Data Inflasi Amerika Serikat Picu Kenaikan Indeks Dolar AS

Data Inflasi Amerika Serikat Picu Kenaikan Indeks Dolar AS

Indeks dolar Amerika Serikat mencatatkan penguatan sebesar 0,2 persen ke posisi 98,49 pada Rabu, 13 Mei 2026, setelah rilis data inflasi produsen yang melampaui estimasi pasar. Kondisi ini memperkuat ekspektasi investor terhadap potensi kenaikan suku bunga The Fed di penghujung tahun di tengah ketegangan geopolitik Washington dan Teheran.

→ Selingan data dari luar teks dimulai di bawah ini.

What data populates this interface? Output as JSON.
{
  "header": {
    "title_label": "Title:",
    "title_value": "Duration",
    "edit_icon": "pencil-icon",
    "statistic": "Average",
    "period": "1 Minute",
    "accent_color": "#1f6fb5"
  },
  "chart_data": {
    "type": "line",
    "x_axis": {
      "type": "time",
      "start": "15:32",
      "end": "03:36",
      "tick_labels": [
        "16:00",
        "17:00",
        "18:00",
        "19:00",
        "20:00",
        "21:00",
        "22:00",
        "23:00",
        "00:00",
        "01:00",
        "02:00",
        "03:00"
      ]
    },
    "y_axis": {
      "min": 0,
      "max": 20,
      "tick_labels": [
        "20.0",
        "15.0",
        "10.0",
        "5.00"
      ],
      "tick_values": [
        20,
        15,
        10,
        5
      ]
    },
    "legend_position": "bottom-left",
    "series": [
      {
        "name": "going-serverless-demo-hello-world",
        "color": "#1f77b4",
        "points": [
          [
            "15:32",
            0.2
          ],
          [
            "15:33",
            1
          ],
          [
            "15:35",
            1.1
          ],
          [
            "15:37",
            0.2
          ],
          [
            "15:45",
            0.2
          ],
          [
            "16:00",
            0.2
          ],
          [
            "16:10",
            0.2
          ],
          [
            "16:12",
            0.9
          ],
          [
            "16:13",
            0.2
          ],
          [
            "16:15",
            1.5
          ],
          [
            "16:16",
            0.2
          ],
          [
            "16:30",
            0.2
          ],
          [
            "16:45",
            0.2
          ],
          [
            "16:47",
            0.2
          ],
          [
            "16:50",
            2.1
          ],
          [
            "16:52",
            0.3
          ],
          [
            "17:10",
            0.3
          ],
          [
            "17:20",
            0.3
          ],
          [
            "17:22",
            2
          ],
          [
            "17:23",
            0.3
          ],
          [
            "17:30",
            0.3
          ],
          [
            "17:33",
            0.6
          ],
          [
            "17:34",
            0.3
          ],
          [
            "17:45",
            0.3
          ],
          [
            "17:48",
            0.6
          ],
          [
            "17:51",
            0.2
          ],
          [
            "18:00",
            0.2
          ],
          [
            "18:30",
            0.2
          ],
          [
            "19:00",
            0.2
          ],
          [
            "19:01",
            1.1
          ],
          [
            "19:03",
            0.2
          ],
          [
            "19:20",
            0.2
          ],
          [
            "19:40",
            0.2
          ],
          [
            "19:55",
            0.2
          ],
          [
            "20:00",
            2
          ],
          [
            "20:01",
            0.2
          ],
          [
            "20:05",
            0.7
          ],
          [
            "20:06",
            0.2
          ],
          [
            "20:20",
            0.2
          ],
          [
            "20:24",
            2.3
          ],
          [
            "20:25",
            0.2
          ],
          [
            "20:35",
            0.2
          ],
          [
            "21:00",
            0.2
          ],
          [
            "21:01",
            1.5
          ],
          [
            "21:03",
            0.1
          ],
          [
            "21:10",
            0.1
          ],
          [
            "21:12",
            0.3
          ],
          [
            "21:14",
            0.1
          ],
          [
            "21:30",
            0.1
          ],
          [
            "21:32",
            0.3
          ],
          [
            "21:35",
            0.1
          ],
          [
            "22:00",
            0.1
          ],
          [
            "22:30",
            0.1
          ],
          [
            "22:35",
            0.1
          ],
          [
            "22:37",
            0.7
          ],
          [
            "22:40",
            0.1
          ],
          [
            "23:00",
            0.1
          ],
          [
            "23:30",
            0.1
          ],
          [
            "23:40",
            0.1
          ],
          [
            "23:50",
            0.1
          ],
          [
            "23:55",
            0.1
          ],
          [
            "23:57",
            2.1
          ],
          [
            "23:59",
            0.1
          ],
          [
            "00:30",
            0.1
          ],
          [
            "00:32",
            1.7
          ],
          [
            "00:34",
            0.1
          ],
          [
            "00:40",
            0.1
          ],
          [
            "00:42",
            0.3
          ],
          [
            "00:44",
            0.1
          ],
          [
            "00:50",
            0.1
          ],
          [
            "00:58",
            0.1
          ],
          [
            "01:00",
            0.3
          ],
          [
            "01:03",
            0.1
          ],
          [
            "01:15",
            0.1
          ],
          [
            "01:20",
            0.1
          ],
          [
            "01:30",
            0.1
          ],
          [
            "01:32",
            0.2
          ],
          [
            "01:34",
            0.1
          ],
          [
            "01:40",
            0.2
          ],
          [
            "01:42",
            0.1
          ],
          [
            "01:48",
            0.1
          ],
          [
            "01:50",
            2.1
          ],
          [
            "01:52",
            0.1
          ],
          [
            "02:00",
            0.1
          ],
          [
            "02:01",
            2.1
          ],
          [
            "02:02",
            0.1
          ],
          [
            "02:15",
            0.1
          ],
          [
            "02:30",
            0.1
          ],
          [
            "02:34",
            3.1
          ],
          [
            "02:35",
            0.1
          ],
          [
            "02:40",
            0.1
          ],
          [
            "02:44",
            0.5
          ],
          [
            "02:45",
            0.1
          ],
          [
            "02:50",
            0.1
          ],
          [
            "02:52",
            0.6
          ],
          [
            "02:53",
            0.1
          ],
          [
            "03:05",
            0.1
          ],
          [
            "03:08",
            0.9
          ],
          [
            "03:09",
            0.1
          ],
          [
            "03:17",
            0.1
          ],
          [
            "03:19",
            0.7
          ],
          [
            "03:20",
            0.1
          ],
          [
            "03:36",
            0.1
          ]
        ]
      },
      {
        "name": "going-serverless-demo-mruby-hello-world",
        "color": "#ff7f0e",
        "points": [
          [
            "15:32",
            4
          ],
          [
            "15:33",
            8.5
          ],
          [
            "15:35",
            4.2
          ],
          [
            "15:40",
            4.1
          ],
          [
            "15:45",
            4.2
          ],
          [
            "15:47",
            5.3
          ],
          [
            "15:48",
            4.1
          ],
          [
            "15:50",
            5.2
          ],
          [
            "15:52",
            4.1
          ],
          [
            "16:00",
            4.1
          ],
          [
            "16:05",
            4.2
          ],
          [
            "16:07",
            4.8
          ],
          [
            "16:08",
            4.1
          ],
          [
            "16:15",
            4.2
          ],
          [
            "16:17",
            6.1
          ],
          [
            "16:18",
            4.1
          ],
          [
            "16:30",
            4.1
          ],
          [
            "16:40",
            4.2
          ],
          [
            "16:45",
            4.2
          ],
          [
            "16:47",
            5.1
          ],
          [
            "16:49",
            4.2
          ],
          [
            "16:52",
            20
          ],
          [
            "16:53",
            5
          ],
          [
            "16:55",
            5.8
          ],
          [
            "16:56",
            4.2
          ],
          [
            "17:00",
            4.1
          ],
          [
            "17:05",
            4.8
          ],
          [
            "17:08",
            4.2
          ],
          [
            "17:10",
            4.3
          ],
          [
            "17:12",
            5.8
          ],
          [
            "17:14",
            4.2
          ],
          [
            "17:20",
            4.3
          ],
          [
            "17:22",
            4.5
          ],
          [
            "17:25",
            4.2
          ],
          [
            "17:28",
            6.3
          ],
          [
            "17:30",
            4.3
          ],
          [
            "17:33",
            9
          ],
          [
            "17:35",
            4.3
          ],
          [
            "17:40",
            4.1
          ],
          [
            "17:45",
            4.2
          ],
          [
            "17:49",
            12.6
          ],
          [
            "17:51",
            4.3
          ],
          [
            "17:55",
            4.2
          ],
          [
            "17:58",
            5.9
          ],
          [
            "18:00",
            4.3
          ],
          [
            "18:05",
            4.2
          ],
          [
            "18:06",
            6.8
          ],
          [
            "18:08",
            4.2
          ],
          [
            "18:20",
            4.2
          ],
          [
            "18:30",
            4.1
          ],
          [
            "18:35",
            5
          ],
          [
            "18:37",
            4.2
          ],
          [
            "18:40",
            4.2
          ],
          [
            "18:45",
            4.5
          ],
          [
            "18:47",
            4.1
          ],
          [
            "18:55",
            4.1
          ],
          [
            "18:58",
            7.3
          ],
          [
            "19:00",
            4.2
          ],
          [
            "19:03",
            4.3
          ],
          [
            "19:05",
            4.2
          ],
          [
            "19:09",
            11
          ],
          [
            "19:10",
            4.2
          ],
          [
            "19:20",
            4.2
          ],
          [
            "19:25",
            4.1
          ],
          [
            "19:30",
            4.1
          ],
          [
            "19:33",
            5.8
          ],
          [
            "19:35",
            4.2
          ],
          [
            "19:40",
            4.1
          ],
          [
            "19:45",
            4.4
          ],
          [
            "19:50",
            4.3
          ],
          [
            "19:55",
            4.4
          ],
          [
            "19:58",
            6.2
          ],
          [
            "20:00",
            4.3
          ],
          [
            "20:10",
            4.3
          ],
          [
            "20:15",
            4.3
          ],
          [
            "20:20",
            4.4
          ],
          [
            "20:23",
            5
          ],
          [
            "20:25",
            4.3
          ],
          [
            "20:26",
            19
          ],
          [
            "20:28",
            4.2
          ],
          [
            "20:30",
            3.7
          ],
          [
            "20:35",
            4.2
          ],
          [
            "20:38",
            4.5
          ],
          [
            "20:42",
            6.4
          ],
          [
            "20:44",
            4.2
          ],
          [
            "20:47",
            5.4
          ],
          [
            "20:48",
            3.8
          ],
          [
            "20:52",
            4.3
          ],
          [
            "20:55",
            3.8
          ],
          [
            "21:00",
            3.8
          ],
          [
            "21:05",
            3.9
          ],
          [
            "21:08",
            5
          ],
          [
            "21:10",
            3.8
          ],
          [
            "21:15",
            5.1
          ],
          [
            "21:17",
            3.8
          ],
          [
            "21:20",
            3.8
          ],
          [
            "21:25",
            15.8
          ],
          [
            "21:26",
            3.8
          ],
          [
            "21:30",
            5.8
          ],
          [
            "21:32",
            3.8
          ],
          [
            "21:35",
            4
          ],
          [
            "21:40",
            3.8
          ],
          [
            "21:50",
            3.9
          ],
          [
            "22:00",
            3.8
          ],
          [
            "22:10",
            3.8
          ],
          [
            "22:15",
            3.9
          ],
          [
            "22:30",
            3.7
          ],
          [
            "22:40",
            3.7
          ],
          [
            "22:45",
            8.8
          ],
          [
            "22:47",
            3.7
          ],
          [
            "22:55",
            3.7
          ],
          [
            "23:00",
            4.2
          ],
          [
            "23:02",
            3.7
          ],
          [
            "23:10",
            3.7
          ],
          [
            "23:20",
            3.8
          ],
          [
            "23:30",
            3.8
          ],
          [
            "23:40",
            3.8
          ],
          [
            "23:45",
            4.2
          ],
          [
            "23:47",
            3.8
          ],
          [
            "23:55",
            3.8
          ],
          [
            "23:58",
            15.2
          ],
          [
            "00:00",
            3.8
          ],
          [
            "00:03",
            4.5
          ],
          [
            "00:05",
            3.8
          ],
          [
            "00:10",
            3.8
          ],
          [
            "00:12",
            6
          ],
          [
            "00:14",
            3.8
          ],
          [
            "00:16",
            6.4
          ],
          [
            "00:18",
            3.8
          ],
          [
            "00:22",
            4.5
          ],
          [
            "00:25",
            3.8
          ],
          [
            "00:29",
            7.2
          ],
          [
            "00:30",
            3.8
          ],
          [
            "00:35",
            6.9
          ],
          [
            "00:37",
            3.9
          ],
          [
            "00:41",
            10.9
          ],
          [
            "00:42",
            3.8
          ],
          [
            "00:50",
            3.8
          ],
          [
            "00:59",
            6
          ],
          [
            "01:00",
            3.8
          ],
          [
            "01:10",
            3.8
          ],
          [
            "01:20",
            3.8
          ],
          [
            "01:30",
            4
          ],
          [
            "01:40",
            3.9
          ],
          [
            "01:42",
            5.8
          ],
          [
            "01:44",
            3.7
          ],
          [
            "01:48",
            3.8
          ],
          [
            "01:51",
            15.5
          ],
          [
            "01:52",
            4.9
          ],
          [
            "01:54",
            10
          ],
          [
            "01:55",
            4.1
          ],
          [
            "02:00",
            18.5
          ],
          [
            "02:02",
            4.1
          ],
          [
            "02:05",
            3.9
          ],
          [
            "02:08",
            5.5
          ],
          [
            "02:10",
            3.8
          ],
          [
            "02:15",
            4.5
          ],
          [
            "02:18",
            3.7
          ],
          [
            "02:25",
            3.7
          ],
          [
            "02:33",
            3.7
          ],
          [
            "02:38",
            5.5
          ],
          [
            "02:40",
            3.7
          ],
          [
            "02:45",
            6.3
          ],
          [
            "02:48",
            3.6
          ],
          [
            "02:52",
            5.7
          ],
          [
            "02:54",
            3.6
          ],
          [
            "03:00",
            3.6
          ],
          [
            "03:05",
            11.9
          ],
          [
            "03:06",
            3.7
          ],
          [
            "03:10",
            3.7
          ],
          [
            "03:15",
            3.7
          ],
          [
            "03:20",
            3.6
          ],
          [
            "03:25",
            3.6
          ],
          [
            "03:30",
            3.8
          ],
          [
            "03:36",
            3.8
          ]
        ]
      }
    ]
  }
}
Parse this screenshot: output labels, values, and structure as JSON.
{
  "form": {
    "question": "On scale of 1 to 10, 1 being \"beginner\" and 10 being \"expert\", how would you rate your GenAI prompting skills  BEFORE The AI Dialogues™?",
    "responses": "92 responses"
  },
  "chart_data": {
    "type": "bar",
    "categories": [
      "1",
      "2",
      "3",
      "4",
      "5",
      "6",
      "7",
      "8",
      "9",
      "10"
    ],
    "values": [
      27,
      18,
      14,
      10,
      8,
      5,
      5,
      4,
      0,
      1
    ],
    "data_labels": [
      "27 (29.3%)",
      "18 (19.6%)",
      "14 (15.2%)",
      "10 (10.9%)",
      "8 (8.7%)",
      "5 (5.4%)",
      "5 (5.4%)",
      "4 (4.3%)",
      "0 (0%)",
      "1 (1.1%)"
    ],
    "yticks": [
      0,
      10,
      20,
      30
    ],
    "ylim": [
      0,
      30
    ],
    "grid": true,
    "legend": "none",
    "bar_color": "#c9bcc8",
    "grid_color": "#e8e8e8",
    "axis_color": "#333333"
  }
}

Dilansir dari Investing.com pada Kamis, 14 Mei 2026, Biro Statistik Tenaga Kerja melaporkan Indeks Harga Produsen (PPI) utama AS melonjak 1,4 persen secara bulanan pada April. Angka tersebut menjadi kenaikan bulanan tertinggi sejak Maret 2022, sementara secara tahunan PPI melonjak enam persen, jauh di atas prediksi analis yang memperkirakan kenaikan 4,9 persen.

Lonjakan inflasi ini dipengaruhi secara signifikan oleh kenaikan harga minyak mentah akibat konflik di Timur Tengah yang merembet pada peningkatan biaya produksi. Situasi ini bertepatan dengan transisi kepemimpinan di Bank Sentral AS, di mana Senat telah mengonfirmasi Kevin Warsh sebagai pengganti Jerome Powell yang masa jabatannya berakhir pada Jumat pekan ini.

Risiko penyebaran inflasi ke seluruh sektor ekonomi menjadi sorotan utama karena pertumbuhan sektor jasa terpantau lebih cepat dibandingkan barang inti. Analis menilai guncangan harga energi telah mulai memberikan tekanan permanen pada struktur biaya perusahaan.

"Dengan sektor jasa dalam Indeks Harga Produsen (PPI) yang berkembang lebih cepat daripada sektor barang inti, risiko inflasi yang menyebar ke seluruh perekonomian meningkat. Memang, guncangan harga minyak adalah peristiwa sekali saja, tetapi begitu perusahaan menaikkan harga jual mereka, kenaikan tersebut cenderung lebih sulit diubah dan tidak mungkin dibalikkan oleh penurunan harga minyak mentah selanjutnya," kata ekonom senior di Interactive Brokers José Torres.

Torres menambahkan bahwa pengalaman krisis tahun 2022 memberikan pelajaran berharga mengenai bagaimana tekanan harga bahan bakar dapat meluas ke berbagai barang dan jasa. Hal ini dinilai mempersulit langkah The Fed untuk mencapai target inflasi dua persen karena fokus perusahaan beralih pada perluasan margin keuntungan.

"Krisis 2022 menawarkan pelajaran penting terkait lonjakan harga bensin. Karena dampak tekanan harga di SPBU telah meluas ke barang, terutama jasa, The Fed belum mampu mengarahkan negara menuju target dua persen sejak 2021. Peningkatan tekanan harga menyebabkan perusahaan fokus pada perluasan margin setelah biaya input turun, dan itu merupakan kekhawatiran nyata bagi ekspektasi inflasi," tambah Torres.

Selain faktor ekonomi, pasar juga memantau kunjungan kenegaraan Presiden Donald Trump ke Tiongkok mulai Rabu untuk membahas krisis di Selat Hormuz. Trump didampingi sejumlah petinggi korporasi global seperti CEO Nvidia Jensen Huang dan kepala Boeing Kelly Ortberg guna mendorong kesepakatan bisnis baru di Beijing.

Di pasar valuta asing lainnya, mata uang euro mengalami pelemahan 0,2 persen menjadi 1,1713 dolar AS menyusul data PDB Zona Euro yang melambat. Berdasarkan data Eurostat, pertumbuhan ekonomi di kawasan tersebut hanya tumbuh 0,1 persen pada kuartal pertama 2026, turun dari 0,2 persen pada periode sebelumnya.

Poundsterling juga terpantau tertekan di level 1,3522 dolar AS akibat sentimen politik domestik di Inggris Raya setelah hasil pemilihan dewan kota yang buruk bagi partai pemerintah. Sementara itu, Yen Jepang turut melemah di tengah dominasi penguatan greenback di pasar global.